Kiew, 14.09.18 (poi) Die ukrainisch-orthodoxe Kirche des Moskauer Patriarchats ist eine „unabhängige Kirche, die über alle Attribute verfügt, um in der heutigen Zeit den Dienst für Gott und das Volk leisten zu können“: Dies betonte der Metropolit von Kiew, Onufrij (Berezowskij), am Freitag in einem Interview mit dem ukrainischen TV-Sender „Inter“. Krankheitshalber konnte der Metropolit nicht an der Sondersitzung des Heiligen Synods des Moskauer Patriarchats teilnehmen, beteiligte sich aber über Skype an der Diskussion. In dem TV-Interview erinnerte Metropolit Onufrij daran, dass die ukrainisch-orthodoxe Kirche ihren eigenen Heiligen Synod und ihren eigenen Bischofsrat hat. Die Entscheidungen des Bischofsrates seien unabhängig, niemand könne ein Veto dagegen einlegen. Es gebe einen kirchlichen Gerichtshof in Kiew und völlige wirtschaftliche und administrative Unabhängigkeit. Ein „Tomos“ zur Verkündigung der Autokephalie aus Konstantinopel würde die Unabhängigkeit seiner Kirche einschränken, sagte der Metropolit: „Wir brauchen das nicht“.
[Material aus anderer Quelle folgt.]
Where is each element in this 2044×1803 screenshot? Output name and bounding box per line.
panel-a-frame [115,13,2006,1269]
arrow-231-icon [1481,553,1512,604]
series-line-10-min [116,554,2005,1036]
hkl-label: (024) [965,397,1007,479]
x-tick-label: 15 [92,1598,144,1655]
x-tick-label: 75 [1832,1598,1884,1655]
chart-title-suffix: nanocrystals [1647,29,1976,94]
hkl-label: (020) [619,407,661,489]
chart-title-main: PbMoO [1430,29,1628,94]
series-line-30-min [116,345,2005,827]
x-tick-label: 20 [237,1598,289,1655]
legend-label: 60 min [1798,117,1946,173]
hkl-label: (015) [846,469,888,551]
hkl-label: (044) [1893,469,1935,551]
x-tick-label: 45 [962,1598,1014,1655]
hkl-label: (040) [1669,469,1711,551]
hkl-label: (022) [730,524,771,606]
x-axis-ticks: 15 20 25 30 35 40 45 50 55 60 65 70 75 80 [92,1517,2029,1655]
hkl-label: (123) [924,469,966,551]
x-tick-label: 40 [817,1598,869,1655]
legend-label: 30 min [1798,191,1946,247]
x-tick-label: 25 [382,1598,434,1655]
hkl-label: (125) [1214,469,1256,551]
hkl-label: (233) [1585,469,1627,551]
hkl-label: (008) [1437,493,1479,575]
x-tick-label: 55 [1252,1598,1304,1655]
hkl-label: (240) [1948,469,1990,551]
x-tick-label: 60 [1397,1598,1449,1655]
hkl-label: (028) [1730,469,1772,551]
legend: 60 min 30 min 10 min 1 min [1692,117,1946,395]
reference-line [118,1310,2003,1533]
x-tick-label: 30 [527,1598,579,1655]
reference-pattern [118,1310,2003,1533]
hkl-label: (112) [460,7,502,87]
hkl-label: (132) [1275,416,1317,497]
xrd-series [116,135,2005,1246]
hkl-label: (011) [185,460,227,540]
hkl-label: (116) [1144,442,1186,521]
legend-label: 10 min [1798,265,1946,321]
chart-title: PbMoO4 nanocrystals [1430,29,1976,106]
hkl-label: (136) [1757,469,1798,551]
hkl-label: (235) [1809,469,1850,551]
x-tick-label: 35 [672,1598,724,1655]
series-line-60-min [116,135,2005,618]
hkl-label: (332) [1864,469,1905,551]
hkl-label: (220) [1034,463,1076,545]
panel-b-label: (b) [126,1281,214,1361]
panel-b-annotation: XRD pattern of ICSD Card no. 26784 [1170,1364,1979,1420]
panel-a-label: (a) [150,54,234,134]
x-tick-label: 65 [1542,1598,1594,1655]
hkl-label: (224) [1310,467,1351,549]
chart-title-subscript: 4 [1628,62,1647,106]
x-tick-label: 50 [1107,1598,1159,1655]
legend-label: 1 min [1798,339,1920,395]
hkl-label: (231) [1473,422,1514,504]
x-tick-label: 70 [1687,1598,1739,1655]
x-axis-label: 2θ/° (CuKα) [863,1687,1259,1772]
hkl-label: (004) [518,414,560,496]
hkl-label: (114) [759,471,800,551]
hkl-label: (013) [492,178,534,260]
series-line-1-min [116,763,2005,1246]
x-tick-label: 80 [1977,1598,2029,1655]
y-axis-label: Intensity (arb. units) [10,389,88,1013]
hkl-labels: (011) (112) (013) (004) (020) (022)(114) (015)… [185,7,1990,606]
Die ukrainische Kirche habe spirituelle, kanonische und kulturelle Verbindungen mit dem Moskauer Patriarchat, das sei normal, stellte Metropolit Onufrij fest. Die Kirche sei keine politische Organisation, die sich heute dahin und morgen dorthin wende, die Kirche liebe alle, „die Russen, die Amerikaner, die Afrikaner, die Asiaten: „Wir haben keine Feinde. Wir haben Gegner, aber sie sind nicht unsere Feinde, wir beten für sie“.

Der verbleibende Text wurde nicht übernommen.